Celia preparaba la maleta en su habitación cuando una pequeña caja de joyas cayó al suelo. Sorprendida, la recogió y la abrió: adentro estaba su anillo de bodas. El diamante aún brillaba bajo la luz. Hacía un año, César se lo había dado en Rivale. Ella lo había guardado ahí y casi lo había olvidado.

"Mejor me lo llevo", pensó ella.

—¡Celia! —La voz de Carlos resonó desde la planta baja.

Celia cerró la maleta y salió de la habitación.

—¿Qué pasa?

Al comenzar a bajar las escaleras, escuchó a Carlos gritar:

—¡Vino el señor Herrera!

Celia se detuvo bruscamente.

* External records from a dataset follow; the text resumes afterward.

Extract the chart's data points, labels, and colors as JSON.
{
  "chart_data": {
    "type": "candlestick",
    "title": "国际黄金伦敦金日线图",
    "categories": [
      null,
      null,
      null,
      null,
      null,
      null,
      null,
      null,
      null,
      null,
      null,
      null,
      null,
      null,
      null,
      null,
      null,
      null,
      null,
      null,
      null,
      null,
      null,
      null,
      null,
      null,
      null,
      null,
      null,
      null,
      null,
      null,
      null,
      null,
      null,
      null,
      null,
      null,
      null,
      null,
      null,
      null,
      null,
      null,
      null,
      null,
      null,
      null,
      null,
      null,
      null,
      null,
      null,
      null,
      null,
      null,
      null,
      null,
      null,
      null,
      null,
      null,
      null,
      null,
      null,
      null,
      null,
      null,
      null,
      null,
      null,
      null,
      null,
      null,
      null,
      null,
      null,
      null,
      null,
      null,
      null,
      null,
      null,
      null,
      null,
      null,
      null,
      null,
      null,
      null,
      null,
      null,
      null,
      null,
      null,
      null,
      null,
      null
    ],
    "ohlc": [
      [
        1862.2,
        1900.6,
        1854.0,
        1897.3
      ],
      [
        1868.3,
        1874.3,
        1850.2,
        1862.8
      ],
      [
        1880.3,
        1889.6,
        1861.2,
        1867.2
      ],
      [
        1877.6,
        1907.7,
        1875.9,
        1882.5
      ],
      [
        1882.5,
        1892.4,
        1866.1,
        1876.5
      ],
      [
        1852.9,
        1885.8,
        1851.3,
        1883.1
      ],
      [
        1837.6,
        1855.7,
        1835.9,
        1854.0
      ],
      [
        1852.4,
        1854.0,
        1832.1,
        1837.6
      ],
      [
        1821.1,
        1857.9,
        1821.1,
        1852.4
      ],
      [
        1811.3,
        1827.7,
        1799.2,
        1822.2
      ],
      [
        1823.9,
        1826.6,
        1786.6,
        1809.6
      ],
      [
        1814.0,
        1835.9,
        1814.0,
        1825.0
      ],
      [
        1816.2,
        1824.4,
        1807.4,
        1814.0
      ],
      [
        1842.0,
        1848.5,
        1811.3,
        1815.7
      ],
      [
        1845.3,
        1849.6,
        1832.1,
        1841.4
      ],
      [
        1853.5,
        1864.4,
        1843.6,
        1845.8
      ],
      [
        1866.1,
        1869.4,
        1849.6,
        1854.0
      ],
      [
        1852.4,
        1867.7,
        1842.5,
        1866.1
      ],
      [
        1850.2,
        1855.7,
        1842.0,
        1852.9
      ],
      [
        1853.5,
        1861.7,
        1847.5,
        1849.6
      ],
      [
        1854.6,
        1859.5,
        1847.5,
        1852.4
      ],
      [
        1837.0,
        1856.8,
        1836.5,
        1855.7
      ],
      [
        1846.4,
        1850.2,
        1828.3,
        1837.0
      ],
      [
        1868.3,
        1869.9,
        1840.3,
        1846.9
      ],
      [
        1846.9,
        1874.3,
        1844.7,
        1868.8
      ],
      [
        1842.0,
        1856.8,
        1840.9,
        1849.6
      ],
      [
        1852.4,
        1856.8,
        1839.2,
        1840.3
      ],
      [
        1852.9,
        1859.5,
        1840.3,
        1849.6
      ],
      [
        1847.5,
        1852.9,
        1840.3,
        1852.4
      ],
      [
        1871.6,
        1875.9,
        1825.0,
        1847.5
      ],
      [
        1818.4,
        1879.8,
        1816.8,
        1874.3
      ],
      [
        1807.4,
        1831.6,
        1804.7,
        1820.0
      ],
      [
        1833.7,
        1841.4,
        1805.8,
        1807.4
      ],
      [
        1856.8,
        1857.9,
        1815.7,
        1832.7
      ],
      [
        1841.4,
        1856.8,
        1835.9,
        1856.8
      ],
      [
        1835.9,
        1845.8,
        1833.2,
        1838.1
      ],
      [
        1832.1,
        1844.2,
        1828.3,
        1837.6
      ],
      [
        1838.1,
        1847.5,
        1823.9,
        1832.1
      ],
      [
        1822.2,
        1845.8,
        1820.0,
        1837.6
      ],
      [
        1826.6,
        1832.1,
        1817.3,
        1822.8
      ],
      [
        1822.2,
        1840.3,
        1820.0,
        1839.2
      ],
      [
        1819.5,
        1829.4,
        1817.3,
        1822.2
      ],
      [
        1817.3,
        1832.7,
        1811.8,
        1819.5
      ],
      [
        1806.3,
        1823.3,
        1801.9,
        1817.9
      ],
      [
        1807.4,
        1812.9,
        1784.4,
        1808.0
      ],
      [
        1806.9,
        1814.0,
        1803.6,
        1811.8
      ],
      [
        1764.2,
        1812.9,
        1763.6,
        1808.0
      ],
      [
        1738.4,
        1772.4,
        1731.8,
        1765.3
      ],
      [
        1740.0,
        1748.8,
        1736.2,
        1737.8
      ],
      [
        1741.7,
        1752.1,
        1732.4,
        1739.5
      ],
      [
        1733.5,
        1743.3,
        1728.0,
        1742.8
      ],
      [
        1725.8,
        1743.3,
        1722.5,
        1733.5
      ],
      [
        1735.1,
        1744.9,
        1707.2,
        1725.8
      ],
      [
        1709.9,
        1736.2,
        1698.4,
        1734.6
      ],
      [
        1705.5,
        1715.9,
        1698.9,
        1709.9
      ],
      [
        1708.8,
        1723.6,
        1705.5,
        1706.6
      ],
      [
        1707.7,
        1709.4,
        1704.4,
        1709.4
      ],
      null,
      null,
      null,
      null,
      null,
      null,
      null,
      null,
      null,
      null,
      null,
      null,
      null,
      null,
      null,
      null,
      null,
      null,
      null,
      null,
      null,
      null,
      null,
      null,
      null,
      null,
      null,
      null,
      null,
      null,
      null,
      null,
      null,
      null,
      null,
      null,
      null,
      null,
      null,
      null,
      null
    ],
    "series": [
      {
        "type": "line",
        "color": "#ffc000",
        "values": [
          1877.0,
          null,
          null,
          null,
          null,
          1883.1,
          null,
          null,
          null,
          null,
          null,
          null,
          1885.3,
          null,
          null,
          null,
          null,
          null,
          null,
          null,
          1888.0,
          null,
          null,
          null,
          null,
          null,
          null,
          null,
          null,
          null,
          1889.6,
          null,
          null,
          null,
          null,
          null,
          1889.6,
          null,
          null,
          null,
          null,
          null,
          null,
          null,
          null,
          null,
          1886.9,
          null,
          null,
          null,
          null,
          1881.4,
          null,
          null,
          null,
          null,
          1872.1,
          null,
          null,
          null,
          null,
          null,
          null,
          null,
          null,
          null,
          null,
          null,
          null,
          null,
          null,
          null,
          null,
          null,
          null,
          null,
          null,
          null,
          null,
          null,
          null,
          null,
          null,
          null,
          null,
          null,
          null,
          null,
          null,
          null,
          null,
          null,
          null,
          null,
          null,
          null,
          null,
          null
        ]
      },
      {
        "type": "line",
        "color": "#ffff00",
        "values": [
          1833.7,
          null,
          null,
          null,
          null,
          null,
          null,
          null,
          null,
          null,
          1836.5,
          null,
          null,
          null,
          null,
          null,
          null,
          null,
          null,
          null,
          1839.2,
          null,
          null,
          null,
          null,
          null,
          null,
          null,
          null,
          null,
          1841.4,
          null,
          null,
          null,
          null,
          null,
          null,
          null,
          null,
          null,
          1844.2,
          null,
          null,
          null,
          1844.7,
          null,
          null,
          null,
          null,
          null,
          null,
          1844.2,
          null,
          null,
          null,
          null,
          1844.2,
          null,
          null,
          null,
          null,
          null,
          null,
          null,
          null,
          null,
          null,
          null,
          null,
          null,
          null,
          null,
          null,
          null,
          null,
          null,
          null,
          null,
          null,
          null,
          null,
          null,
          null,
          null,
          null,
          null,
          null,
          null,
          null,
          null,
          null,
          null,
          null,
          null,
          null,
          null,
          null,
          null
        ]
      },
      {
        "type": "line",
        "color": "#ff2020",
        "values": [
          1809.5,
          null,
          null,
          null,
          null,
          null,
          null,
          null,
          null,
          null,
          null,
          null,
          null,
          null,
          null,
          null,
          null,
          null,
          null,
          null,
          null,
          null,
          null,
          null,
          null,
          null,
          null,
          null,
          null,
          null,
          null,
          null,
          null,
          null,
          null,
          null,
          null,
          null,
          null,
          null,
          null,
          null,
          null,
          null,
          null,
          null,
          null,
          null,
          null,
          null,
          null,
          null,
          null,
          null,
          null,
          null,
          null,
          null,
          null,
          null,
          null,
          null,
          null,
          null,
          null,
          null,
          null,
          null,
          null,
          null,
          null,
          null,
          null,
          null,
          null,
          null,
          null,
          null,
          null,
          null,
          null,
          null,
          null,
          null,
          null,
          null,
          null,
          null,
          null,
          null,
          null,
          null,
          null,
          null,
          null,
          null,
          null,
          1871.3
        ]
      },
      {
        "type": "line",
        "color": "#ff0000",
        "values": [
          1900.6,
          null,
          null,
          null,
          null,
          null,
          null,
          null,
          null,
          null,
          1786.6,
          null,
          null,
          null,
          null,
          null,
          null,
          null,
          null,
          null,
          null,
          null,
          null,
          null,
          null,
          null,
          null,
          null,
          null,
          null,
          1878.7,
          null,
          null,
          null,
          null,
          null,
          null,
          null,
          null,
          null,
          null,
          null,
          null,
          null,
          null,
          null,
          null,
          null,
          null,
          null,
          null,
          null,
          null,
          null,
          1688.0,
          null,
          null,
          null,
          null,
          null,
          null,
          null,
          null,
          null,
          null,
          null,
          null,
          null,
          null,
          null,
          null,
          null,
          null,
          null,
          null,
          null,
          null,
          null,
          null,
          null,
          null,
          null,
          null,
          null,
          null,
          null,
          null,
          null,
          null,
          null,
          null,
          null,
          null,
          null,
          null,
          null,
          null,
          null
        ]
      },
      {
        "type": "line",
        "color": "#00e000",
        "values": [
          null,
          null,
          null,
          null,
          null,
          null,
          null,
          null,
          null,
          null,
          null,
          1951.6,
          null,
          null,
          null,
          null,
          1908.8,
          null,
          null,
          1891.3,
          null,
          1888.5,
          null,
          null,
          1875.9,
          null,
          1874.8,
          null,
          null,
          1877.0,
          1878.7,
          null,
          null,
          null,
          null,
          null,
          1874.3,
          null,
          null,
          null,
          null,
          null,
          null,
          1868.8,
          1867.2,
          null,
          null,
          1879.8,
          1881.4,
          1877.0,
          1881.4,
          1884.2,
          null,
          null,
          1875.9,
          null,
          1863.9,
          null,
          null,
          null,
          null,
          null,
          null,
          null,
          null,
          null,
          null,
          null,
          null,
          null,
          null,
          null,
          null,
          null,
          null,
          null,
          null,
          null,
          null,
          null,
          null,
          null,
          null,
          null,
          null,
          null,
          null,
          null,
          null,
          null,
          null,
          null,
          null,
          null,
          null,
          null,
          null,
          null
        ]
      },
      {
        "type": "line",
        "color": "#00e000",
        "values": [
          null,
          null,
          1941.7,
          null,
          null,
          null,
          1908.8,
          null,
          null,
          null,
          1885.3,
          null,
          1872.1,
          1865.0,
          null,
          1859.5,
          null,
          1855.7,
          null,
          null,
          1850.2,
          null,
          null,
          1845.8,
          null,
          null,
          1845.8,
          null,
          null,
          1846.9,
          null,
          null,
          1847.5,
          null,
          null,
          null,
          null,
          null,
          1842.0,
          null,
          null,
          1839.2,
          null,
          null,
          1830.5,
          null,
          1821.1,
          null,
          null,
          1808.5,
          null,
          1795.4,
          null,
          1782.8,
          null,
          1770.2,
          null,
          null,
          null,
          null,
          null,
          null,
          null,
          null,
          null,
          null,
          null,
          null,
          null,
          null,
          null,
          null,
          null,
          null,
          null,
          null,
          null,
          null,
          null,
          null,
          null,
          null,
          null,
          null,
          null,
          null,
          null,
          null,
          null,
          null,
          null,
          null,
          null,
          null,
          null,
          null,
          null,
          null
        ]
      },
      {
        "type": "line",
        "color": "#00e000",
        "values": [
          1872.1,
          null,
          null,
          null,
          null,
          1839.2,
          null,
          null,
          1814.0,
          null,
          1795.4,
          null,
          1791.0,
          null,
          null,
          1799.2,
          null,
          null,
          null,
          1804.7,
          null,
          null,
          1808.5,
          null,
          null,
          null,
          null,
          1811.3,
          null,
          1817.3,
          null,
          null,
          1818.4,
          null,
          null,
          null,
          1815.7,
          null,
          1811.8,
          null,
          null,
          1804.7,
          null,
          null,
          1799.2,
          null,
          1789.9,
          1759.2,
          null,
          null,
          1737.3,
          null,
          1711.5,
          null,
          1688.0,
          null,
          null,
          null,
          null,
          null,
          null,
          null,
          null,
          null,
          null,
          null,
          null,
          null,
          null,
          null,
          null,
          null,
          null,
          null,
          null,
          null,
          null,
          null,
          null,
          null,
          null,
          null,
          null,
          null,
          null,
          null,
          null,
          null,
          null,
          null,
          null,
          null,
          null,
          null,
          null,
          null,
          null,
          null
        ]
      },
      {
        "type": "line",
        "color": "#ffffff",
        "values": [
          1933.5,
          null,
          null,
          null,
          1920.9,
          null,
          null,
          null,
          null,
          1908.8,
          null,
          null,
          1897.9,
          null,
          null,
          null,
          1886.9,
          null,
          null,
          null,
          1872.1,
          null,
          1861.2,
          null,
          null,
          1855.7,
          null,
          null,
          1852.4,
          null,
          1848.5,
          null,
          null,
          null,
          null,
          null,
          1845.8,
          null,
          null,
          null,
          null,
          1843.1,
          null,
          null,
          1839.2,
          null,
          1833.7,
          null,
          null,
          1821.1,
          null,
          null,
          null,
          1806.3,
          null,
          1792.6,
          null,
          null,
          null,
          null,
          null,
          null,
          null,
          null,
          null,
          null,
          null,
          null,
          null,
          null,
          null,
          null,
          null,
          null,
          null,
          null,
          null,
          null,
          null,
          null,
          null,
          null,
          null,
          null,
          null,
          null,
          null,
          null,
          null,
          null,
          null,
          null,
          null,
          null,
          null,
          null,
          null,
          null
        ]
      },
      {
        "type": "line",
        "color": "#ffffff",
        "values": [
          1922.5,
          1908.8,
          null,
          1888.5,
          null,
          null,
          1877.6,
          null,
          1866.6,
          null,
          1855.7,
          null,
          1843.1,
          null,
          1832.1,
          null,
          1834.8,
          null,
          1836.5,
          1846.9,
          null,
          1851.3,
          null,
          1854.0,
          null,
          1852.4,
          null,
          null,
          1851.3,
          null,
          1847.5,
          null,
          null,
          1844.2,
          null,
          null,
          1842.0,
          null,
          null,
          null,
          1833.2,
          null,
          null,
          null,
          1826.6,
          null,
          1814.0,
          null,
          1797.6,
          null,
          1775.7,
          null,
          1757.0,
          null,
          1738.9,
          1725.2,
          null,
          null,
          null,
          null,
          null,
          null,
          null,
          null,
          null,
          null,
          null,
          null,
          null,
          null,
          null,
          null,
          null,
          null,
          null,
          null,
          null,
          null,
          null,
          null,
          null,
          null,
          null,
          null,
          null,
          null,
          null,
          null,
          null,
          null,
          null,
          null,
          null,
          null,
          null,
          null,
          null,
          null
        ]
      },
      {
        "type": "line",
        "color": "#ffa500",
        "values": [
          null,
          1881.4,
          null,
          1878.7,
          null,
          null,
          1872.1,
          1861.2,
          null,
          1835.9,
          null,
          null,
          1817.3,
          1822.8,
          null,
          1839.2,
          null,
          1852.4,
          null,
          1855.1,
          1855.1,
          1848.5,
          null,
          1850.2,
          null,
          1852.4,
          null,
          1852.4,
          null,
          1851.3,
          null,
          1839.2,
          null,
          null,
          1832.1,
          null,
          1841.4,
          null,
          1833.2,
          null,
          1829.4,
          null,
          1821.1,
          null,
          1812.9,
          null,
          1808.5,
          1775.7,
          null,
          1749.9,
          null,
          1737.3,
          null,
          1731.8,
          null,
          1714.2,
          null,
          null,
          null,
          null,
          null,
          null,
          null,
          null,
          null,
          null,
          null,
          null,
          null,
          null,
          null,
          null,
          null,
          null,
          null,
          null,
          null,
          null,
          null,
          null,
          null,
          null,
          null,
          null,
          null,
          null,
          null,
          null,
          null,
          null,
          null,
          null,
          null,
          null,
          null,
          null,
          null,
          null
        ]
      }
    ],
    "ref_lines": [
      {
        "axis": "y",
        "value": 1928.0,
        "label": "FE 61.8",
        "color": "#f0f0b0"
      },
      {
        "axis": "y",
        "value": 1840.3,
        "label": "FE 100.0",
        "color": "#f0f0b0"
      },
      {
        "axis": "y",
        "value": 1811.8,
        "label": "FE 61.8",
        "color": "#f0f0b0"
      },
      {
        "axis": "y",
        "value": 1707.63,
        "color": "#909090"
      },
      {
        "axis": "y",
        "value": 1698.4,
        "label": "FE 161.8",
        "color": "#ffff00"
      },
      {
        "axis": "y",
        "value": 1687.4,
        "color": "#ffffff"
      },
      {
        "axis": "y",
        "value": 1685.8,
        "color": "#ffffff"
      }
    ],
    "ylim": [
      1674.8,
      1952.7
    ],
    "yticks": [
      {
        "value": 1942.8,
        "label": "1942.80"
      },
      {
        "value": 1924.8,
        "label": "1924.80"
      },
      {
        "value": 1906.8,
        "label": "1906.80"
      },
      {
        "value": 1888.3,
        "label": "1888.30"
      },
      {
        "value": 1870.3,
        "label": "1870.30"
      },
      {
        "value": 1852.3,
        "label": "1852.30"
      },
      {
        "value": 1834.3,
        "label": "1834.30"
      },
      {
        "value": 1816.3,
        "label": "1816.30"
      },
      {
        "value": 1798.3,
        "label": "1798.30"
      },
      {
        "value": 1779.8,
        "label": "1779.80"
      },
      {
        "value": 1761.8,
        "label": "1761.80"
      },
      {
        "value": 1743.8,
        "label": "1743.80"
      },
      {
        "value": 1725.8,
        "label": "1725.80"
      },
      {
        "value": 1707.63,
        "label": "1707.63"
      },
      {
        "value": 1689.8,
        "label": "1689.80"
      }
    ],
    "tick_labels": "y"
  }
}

Bajó la cabeza y miró su vestido de seda ligera: se ceñía tanto a su cuerpo que marcaba su vientre. Sin embargo, en ese momento, César ya subía las escaleras.

Carlos dudaba mucho si debía detenerlo. Para cuando reaccionó, ya era tarde y solo pudo seguirlo de cerca. Celia regresó a su habitación a toda prisa para cambiarse de ropa.

César se detuvo en el pasillo y, recordando el camino, se dirigió directamente a su puerta. Justo cuando se disponía a abrirla, la puerta se abrió desde adentro. Celia apareció apoyada en el marco con una pose ensayada y una sonrisa coqueta.

—¿Por qué viniste sin avisarme? —preguntó.

Él alzó una ceja.

—Entonces, ¿cuál es tu intención?

—Solo… quería enseñarte el vestido y compartirlo contigo.

Él, divertido por las explicaciones de Celia, replicó:

—No entiendo de vestidos, pero —sus ojos se posaron fijamente en su cara—, si la mujer es guapa, incluso sin ropa se ve bonita.

Ella tardó un momento en entender la insinuación y, fingiendo estar enojada, lo empujó.

—¡Fuera de aquí!

Él levantó las manos mientras se reía, pero, sin que ella se lo esperara, la rodeó con sus brazos en un fuerte abrazo.